El angelito arroja una moneda a aquel hermano suyo que tirita descalzo sobre las heladas piedras de la calíe, y todos sus compañeros del cielo entonan un salmo al Dios de la caridad.

Así este día no hay quien niegue una limosna a su prójimo. Por eso añade el ciego que ve:

Lo mismo en la humilde choza
que en la morada soberbia,
blancas espirales de humo
hacia los cielos se elevan.
Son el tributo de gracias
que dan a la Providencía
los animados hogares
en que la abundancia reina,
que el pobre tiene esta noche
Gracia de Dios en su mesa.

V.

El clásico pavo, la imprescindible sopa de almendra el besugo de rigor, son condimentados para la colación de esta noche y para el banquete pascual del siguiente día. Toda la familia que hemos visto volver de la plaza, lo mismo el severo amo, que la convidada vecina, que los alegres pequeñuelos, cooperan al solemne sacrificio.

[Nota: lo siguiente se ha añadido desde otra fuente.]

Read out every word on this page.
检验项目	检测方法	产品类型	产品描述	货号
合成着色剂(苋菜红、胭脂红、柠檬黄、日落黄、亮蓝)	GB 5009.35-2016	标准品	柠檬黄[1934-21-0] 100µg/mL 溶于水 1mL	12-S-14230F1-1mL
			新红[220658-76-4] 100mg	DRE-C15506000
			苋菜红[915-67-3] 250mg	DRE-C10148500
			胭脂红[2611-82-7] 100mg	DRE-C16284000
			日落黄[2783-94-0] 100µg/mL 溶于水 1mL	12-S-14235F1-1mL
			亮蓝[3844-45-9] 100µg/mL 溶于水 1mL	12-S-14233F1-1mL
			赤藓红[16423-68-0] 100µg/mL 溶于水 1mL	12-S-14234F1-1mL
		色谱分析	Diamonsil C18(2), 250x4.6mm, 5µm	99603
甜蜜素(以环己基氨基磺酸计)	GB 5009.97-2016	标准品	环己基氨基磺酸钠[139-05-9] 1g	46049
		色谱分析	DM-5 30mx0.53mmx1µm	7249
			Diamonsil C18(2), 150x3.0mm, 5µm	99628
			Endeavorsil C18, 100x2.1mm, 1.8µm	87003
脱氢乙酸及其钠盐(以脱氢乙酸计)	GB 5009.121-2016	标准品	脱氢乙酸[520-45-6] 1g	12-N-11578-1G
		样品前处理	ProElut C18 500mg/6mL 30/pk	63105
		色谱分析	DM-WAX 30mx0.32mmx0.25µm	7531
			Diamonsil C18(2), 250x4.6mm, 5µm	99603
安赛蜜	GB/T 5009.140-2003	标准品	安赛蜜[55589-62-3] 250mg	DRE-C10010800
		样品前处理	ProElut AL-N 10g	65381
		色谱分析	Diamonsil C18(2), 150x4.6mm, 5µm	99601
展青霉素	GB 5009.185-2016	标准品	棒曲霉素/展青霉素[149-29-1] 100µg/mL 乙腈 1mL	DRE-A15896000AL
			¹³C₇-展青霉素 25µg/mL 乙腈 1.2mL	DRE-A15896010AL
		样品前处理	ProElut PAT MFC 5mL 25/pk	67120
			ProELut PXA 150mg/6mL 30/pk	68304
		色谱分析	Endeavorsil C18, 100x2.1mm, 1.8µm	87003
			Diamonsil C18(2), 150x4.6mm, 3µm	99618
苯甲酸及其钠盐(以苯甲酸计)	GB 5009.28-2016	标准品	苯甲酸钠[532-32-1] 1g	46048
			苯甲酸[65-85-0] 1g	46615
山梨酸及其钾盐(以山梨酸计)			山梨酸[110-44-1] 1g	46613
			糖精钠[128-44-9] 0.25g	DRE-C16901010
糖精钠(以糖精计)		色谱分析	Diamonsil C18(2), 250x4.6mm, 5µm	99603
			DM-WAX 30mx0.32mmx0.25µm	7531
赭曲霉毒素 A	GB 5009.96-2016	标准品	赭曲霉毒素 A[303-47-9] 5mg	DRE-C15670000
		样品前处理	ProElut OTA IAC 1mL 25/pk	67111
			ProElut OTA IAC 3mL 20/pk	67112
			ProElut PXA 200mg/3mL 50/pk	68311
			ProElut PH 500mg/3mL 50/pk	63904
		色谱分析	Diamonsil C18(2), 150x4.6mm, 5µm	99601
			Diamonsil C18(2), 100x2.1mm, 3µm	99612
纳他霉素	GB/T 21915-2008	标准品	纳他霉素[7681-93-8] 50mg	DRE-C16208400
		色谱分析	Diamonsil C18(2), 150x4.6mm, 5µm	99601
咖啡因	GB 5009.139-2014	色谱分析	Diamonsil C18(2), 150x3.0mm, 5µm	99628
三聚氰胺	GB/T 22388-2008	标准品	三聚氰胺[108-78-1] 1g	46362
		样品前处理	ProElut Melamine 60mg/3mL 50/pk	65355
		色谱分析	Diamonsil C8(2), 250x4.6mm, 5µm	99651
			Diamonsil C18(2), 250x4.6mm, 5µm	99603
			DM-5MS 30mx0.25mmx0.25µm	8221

¡Noche bendita! La paz reina en el hogar doméstico. El estudiante, el seminarista, la colegiala, el dependiente de comercio, la sirvienta, en fin, que en apartados lugares mojan el pan con el sudor de su frente, acuden esta noche al lado de sus padres. El soldado ha logrado una licencia. Los yernos olvidan las desavenencias de familia y llevan a sus esposas a la casa de donde las sacaron. Reconcilianse los hermanos, acércanse los esposos mal avenidos; estos dejan sus vicios; aquellos sus diversiones; unos sus tertulias; otros su amor y todos se reunen en el hogar paterno. Es una velada de santas memorias, en que se recuerda a los hijos que se llevó la muerte. Es una velada de esperanzas lisonjeras en que se forman proyectos acerca del porvenir de los niños. Remóntanse las edades; recuérdanse generaciones pasadas; hácese el relato de todas y cada una de las Noches-Buenas de la vida; quién refiere el peligro en que se encontró tal 24 de diciembre; quién la triste soledad en que pasó una vez aquellas horas entonces tan felices; cantan los niños sonadas y tiernas coplas; ríen los padres tristes y hablan los taciturnos; bendicen a Dios las mujeres abandonadas al ver una mirada de amor en los ojos del esposo; suspira la virgen, porque esta noche no pelará la pava, y trata de inclinar a la familia a que vaya a la misa del Gallo, donde la espera su novio; y en tanto, los viejos que ya no existen como actores de la vida sino como testigos de la vida de otros, medio se consuelan de haberlo perdido ya todo al verse reproducidos en sus hijos y en sus nietos. Y es que acaso conciben por un momento la idea de la solidaridad humana, de la mancomunidad de su destino, de la homogeneidad de su espíritu y del de su descendencia.... ¿ Quién sabe?

Con tan altas o patéticas ideas siéntanse hoy a un banquete de amor todas las familias dignas de este nombre. ¡Desgraciados los que no conocen estas santas alegrias! ¡más desgraciados los que reniegan de ellas!

VI.

He aquí el desenlace.

El reloj señala la una y veinte y tres. Es tarde para la misa del Gallo. Aunque no lo fuera, acontecería lo propio. Todo el mundo se ha dormido. Los abuelos, convidados a la cena, los padres y los hijos, todos sienten los efectos del pardillo y del moscatel. El gato manda en jefe sobre los restos del mazapán. Dios ha dado para todos. La paz ha nacido de la abundancia. El gato y el ratón han hecho treguas. Vese así a este último roer los huesos que hay en el suelo sin miedo a su implacable enemigo. ¡Esta noche es noche buena!

¡Ved las tres generaciones de siempre! Vedlas dormidas bajo la salvaguardía de su fe. El tiempo hace girar la aguja en el horario, descontando días al que llega al mundo, al que vive en él y al que ya va de retirada. No importa. El genio protector de la humanidad tiende sus alas sobre la familia. El recóndito misterio de nuestro destino se cumple en la mente del Eterno.—Vivamos... Soñemos... Dejémosles dormir.—La muerte, tan temida, será su glorioso despertar.—Allá seguirán su camino.— Entre tanto, en las tinieblas de la noche, en la soledad de los campos, en los desiertos caminos, pues a esta hora nadie que Dios bendiga los huella con su planta, cánticos de júbilo y alborozo estremecen los aires, y mil y mil voces repiten al son de acordadas liras.—¡Gloria a Dios en las alturas y paz a los hombres en la tierra de buena voluntad!


P. A. de ALARCÓN.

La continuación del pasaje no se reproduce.